Personal details
- Born: Alexandra del Moral 1983/1984 (age 41–42) Sacramento, California, U.S.
- Party: Republican
- Spouse: Clay Mealer
- Children: 2
- Education: United States Military Academy (BS) Harvard University (JD, MBA)
- Website: Campaign website

Military service
- Branch/service: United States Army

= Alex Mealer =

American politician

Alexandra Mealer (née del Moral; born 1983/1984) is a former banker and politician. She served on the Metropolitan Transit Authority of Harris County board from 2024 to 2025. She is the Republican nominee in the 2026 election in Texas's 9th congressional district.

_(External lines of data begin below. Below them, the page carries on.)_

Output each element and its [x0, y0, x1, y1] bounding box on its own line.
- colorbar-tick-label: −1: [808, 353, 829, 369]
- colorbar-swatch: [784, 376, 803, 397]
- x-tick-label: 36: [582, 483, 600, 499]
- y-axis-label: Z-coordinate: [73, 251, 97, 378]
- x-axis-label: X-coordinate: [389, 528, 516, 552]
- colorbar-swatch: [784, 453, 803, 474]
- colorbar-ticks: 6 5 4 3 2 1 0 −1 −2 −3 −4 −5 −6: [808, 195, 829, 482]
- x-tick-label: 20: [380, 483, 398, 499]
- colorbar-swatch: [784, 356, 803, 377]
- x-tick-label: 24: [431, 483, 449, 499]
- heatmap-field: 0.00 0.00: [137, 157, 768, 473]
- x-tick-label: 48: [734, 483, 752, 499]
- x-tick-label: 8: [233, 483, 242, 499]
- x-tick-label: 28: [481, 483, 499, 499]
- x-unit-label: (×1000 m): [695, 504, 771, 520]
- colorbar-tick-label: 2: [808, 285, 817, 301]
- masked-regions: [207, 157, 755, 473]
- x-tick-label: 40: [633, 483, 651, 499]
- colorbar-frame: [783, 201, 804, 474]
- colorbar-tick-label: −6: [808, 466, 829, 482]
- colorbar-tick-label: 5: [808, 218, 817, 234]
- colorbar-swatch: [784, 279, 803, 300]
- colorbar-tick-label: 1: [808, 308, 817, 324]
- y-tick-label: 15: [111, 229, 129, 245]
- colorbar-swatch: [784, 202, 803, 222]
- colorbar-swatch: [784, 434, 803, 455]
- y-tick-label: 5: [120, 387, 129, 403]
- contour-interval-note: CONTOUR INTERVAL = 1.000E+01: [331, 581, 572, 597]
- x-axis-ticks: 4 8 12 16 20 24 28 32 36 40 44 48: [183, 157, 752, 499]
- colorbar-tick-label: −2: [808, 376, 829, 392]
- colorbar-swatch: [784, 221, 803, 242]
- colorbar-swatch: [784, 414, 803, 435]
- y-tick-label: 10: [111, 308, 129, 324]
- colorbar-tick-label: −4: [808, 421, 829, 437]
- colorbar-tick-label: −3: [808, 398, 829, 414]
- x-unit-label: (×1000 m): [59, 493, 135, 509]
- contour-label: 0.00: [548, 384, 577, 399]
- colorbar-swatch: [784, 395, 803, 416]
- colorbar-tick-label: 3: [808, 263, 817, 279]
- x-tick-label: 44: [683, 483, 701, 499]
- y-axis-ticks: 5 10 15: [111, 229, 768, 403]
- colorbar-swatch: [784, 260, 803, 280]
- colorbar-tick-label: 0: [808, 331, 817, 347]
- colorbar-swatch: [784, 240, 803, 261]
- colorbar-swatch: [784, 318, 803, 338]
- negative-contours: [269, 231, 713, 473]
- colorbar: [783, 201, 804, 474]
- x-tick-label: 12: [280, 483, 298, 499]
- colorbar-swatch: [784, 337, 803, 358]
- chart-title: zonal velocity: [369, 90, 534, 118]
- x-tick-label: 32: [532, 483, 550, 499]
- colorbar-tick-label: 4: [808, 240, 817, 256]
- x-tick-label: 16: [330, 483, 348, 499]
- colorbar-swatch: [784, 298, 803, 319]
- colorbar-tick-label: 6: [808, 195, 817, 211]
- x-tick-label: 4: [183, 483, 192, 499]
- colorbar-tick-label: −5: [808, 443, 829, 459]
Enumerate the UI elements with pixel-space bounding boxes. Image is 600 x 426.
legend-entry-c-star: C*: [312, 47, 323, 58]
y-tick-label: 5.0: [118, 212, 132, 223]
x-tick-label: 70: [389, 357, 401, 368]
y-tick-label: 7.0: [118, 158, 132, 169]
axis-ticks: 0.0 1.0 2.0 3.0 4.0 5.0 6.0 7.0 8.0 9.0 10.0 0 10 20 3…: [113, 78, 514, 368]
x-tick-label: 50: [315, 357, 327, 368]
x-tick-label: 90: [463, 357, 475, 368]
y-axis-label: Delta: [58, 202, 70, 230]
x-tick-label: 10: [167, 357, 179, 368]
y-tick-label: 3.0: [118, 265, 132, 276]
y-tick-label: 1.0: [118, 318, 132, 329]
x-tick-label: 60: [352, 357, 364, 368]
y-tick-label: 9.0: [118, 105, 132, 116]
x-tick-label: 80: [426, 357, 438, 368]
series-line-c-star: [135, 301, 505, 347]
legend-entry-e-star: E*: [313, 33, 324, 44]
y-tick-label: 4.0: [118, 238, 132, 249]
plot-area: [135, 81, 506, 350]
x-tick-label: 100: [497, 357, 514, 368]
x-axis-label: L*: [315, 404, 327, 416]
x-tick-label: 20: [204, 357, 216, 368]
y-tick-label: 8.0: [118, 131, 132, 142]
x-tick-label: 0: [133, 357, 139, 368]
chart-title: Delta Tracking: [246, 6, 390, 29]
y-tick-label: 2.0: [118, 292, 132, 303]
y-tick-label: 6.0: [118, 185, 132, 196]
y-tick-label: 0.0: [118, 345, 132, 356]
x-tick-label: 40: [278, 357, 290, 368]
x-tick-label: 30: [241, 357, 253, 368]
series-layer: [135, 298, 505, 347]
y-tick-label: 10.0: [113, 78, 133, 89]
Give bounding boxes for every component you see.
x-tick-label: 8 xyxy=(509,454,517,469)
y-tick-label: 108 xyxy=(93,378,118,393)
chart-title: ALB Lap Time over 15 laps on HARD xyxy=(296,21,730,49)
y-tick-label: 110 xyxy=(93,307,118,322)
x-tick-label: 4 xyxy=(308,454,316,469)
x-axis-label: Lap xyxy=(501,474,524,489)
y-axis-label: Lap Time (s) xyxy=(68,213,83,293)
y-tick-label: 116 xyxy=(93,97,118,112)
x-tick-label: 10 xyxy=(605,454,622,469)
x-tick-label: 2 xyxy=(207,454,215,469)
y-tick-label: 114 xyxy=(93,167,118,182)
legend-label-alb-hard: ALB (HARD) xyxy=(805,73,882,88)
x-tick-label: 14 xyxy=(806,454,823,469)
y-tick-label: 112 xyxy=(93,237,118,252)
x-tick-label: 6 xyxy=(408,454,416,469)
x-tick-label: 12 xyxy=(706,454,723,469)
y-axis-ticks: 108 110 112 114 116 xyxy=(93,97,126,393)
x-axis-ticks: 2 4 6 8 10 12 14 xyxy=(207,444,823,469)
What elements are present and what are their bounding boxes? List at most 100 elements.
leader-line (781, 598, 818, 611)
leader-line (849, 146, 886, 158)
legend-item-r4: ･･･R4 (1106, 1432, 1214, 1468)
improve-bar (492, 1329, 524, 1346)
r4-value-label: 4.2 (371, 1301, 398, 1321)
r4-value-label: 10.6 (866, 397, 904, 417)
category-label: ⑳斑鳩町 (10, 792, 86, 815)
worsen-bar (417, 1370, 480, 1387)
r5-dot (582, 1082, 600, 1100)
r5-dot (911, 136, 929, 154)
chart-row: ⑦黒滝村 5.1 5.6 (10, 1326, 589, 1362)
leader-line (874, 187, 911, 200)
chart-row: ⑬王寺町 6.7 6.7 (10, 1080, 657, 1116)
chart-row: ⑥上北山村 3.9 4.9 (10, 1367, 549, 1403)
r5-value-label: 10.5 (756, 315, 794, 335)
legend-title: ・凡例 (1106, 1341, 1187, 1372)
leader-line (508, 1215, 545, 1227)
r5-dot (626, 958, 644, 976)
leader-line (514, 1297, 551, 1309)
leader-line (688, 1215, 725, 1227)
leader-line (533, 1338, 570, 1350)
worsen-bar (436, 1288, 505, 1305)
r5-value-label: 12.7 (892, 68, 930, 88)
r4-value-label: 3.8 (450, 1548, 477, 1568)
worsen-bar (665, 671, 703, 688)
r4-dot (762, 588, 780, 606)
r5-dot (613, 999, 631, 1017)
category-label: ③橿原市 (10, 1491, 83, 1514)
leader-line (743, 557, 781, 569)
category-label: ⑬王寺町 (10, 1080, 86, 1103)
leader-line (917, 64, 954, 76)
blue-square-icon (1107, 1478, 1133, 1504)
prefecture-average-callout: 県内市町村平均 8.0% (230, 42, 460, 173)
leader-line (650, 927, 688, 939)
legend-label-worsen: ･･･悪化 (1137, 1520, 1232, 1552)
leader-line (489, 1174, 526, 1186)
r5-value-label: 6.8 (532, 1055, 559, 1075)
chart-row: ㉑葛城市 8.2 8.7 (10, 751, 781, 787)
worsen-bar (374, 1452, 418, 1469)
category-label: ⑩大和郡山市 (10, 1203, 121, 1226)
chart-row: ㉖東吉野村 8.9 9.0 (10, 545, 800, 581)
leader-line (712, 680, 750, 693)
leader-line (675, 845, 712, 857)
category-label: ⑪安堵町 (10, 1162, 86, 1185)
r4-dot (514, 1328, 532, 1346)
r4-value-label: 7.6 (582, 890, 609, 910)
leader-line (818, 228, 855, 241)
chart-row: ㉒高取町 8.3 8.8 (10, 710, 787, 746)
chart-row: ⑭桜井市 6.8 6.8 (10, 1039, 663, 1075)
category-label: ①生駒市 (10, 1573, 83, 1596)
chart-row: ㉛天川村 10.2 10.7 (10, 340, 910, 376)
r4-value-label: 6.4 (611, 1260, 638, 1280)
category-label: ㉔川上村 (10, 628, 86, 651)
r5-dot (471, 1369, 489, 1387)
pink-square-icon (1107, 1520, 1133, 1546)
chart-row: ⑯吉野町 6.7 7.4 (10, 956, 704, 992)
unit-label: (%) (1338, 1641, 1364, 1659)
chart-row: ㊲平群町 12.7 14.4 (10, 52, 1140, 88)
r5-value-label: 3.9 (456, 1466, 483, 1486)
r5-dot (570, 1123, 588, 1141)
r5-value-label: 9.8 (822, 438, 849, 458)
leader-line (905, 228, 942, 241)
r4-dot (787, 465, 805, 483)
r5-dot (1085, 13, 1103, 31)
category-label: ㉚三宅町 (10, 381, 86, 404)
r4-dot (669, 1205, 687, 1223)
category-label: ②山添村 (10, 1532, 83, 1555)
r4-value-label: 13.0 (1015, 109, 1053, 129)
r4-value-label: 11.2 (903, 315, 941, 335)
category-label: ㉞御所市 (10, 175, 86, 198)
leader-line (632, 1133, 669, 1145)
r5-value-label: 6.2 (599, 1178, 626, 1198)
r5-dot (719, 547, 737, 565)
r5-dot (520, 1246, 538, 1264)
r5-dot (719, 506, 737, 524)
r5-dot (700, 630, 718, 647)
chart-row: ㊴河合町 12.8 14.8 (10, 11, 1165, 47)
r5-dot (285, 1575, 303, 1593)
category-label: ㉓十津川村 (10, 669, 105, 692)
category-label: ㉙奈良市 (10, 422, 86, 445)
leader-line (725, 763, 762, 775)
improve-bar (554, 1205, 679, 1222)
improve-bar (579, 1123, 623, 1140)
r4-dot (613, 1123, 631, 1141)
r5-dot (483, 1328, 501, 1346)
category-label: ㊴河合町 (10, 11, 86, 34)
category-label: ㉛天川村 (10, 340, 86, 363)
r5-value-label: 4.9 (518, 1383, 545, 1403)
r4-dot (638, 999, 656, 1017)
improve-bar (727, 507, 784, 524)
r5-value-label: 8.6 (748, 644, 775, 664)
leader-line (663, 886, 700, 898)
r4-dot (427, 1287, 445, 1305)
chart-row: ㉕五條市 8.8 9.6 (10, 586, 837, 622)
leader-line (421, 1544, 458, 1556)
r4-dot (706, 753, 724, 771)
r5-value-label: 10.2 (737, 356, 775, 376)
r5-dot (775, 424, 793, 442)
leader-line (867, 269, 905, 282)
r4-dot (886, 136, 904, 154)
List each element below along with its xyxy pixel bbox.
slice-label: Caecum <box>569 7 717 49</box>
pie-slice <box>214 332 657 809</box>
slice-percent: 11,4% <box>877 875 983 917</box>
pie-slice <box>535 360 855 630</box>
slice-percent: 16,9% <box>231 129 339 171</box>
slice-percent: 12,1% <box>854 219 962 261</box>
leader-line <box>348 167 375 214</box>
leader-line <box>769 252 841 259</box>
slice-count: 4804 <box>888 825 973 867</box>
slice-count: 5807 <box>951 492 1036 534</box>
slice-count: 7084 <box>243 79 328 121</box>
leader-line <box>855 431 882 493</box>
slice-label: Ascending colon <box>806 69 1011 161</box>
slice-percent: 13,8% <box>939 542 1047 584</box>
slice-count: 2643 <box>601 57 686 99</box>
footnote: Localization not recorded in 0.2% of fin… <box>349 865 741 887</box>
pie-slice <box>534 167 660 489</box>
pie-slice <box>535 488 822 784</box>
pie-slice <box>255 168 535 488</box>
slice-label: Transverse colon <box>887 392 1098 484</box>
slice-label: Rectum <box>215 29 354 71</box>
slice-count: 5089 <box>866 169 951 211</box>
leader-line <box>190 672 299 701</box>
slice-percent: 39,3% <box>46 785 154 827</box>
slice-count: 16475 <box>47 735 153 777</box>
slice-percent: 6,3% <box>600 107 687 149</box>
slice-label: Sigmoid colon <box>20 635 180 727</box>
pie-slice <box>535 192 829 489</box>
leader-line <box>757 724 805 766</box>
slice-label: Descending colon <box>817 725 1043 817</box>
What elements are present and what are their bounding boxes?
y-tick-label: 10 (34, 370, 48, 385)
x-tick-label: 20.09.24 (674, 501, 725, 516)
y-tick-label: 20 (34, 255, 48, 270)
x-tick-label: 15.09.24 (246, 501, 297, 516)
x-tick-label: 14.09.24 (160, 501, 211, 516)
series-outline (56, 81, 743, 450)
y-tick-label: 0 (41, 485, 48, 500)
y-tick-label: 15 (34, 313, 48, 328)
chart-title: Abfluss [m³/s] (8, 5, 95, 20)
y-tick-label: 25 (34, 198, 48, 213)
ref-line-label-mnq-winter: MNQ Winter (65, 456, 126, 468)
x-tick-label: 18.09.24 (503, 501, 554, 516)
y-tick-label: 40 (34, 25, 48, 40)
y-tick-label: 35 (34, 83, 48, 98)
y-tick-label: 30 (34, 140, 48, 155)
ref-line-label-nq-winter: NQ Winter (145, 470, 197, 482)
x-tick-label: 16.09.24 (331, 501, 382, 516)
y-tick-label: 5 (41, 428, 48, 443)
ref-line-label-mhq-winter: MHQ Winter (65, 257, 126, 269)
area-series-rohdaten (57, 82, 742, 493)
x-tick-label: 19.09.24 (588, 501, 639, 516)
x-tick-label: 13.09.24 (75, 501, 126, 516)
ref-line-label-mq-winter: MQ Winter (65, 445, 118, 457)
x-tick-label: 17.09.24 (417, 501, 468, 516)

== Early life and education ==
Mealer was born in Sacramento, California. She grew up in Gold River, California. She attended Rio Americano High School in Sacramento.

Motivated by the September 11 attacks, Mealer enrolled at the United States Military Academy at West Point, where she played on the women's rugby team. She graduated in 2007. She later earned a Juris Doctor from Harvard Law School and a Master of Business Administration from Harvard Business School, both completed in 2016.

== Military service ==
Mealer served in the United States Army.

== Finance career ==
After completing military service, Mealer attended graduate school and then moved to Houston, Texas, where she worked in finance. She resigned from Wells Fargo in 2021 to run for political office.

== Political career ==
Mealer ran as the Republican nominee for Harris County judge in 2022, securing the nomination in a crowded primary. She lost to Democratic nominee Lina Hidalgo by 51% to 49%.

In October 2023, she was named Victory Chair of the Republican Party of Texas, resigning in May 2024 citing family and board commitments. She was appointed to the Metropolitan Transit Authority of Harris County (METRO) board in March 2024, serving as public safety chair until 2025.

In 2025, Mealer announced her candidacy for Texas's 9th congressional district in the Republican primary.

== Personal life ==
Mealer is married to Clay Mealer, and they have two children.